Trigeminal stimulation elicits a peripheral vestibular imbalance in migraine patients.

OBJECTIVE: The study explored the hypothesis that spontaneous nystagmus (Ny) in migraine patients can be triggered or modulated by painful trigeminal stimulation, providing evidence of a functional connection between vestibular and trigeminal systems.

BACKGROUND: Vertigo attacks are reported by subjects with migraine or a familiar history of migraine, also independently of headache episodes. Idiopathic vertigo is three times more frequent in migraine patients than in controls. Vestibular investigations in migraine patients have consistently demonstrated spontaneous Ny both of central and peripheral origin.

DESIGN: In the first phase of the study 10 outpatients experiencing migraine without aura (MO) and 10 healthy volunteers were submitted to the registration of spontaneous primary-position Ny in the dark by Ulmer's video-ocular-nystagmographic equipment. Two electrodes for electrical stimulation were applied on the supraorbital point of one side of the head and the intensity of stimulation corresponding to pain threshold was calculated. Spontaneous ocular movements were recorded for 5 minutes at baseline and after a sequence of five electric pulses (square waves of .5 Hz frequency and 50 micros duration, at pain threshold intensity). Nystagmographic responses were expressed as latency after stimulation, direction of the quick phase, and duration. The second phase of the study explored, with the same procedure, the effects on Ny of supraorbital versus median nerve stimulation in other 10 MO patients. Responses to stimulation were considered the appearance of de novo Ny after stimulation in subjects without baseline Ny, or the change of the frequency (at last a 50% variation) or of the direction of Ny after stimulation in subjects with baseline Ny. The latency and the duration of responses to stimulation were also calculated.
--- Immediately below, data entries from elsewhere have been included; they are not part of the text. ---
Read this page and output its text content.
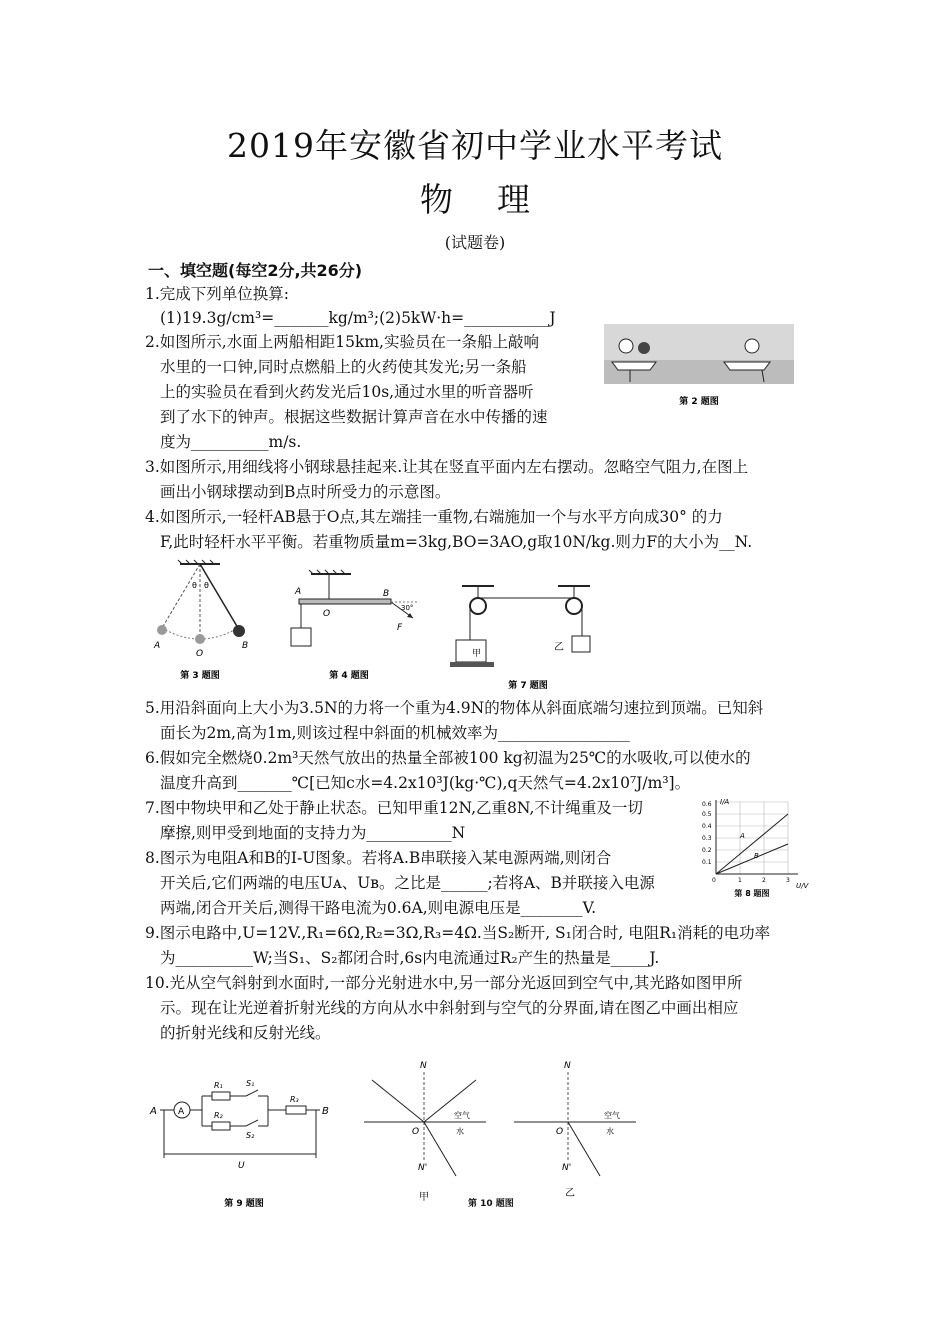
2019年安徽省初中学业水平考试
物 理
(试题卷)
一、填空题(每空2分,共26分)
1.完成下列单位换算:
(1)19.3g/cm³=_______kg/m³;(2)5kW·h=___________J
2.如图所示,水面上两船相距15km,实验员在一条船上敲响
水里的一口钟,同时点燃船上的火药使其发光;另一条船
上的实验员在看到火药发光后10s,通过水里的听音器听
到了水下的钟声。根据这些数据计算声音在水中传播的速
度为__________m/s.
第 2 题图
3.如图所示,用细线将小钢球悬挂起来.让其在竖直平面内左右摆动。忽略空气阻力,在图上
画出小钢球摆动到B点时所受力的示意图。
4.如图所示,一轻杆AB悬于O点,其左端挂一重物,右端施加一个与水平方向成30° 的力
F,此时轻杆水平平衡。若重物质量m=3kg,BO=3AO,g取10N/kg.则力F的大小为__N.
A
O
B
θ θ
第 3 题图
A
O
B
30°
F
第 4 题图
甲
乙
第 7 题图
5.用沿斜面向上大小为3.5N的力将一个重为4.9N的物体从斜面底端匀速拉到顶端。已知斜
面长为2m,高为1m,则该过程中斜面的机械效率为_________________
6.假如完全燃烧0.2m³天然气放出的热量全部被100 kg初温为25℃的水吸收,可以使水的
温度升高到_______℃[已知c水=4.2x10³J(kg·℃),q天然气=4.2x10⁷J/m³]。
7.图中物块甲和乙处于静止状态。已知甲重12N,乙重8N,不计绳重及一切
摩擦,则甲受到地面的支持力为___________N
8.图示为电阻A和B的I-U图象。若将A.B串联接入某电源两端,则闭合
开关后,它们两端的电压Uᴀ、Uʙ。之比是______;若将A、B并联接入电源
两端,闭合开关后,测得干路电流为0.6A,则电源电压是________V.
I/A
U/V
0.6
0.5
0.4
0.3
0.2
0.1
0	1	2	3
A
B
第 8 题图
9.图示电路中,U=12V.,R₁=6Ω,R₂=3Ω,R₃=4Ω.当S₂断开, S₁闭合时, 电阻R₁消耗的电功率
为__________W;当S₁、S₂都闭合时,6s内电流通过R₂产生的热量是_____J.
10.光从空气斜射到水面时,一部分光射进水中,另一部分光返回到空气中,其光路如图甲所
示。现在让光逆着折射光线的方向从水中斜射到与空气的分界面,请在图乙中画出相应
的折射光线和反射光线。
A A
R₁	S₁
R₂
S₂
R₃
B
U
第 9 题图
N
O
空气
水
N'
甲
N
O
空气
水
N'
乙
第 10 题图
RESULTS: In the first series supraorbital painful electric stimulation was able to modify or to evoke Ny in 8 of 10 migraineurs and in none of 10 volunteers (Fisher's exact test, P<.01). Both the baseline and the induced Ny were second degree, stationary persistent, with a linear slow phase and were suppressed by visual fixation. In the second series, supraorbital nerve stimulation was able to induce or modify Ny in all of 10 patients but only in 1 patient Ny was induced by median nerve stimulation. Characters of Ny were the same as previously described. Statistical comparison of the responses at the two sites of stimulation was significant (Fisher's exact test, P<.01). In those 7 patients who presented de novo Ny after stimulation it was possible to calculate Ny latency and duration. The mean latency was 25 s (SD: 16, range: 14 to 60). The mean duration was 120 s (SD: 94, range: 20 to 290).

CONCLUSION: The main result of our study is that in migraine patients painful trigeminal stimulation elicits de novo, or modifies pre-existing spontaneous Ny, generally increasing it. The finding was obtained after trigeminal stimulation, but not after median nerve stimulation. We suggest that painful trigeminal stimulation can induce an imbalance of the vestibular system in migraine patients and possibly explain their predisposition to vertigo. Our data require confirmation by other studies.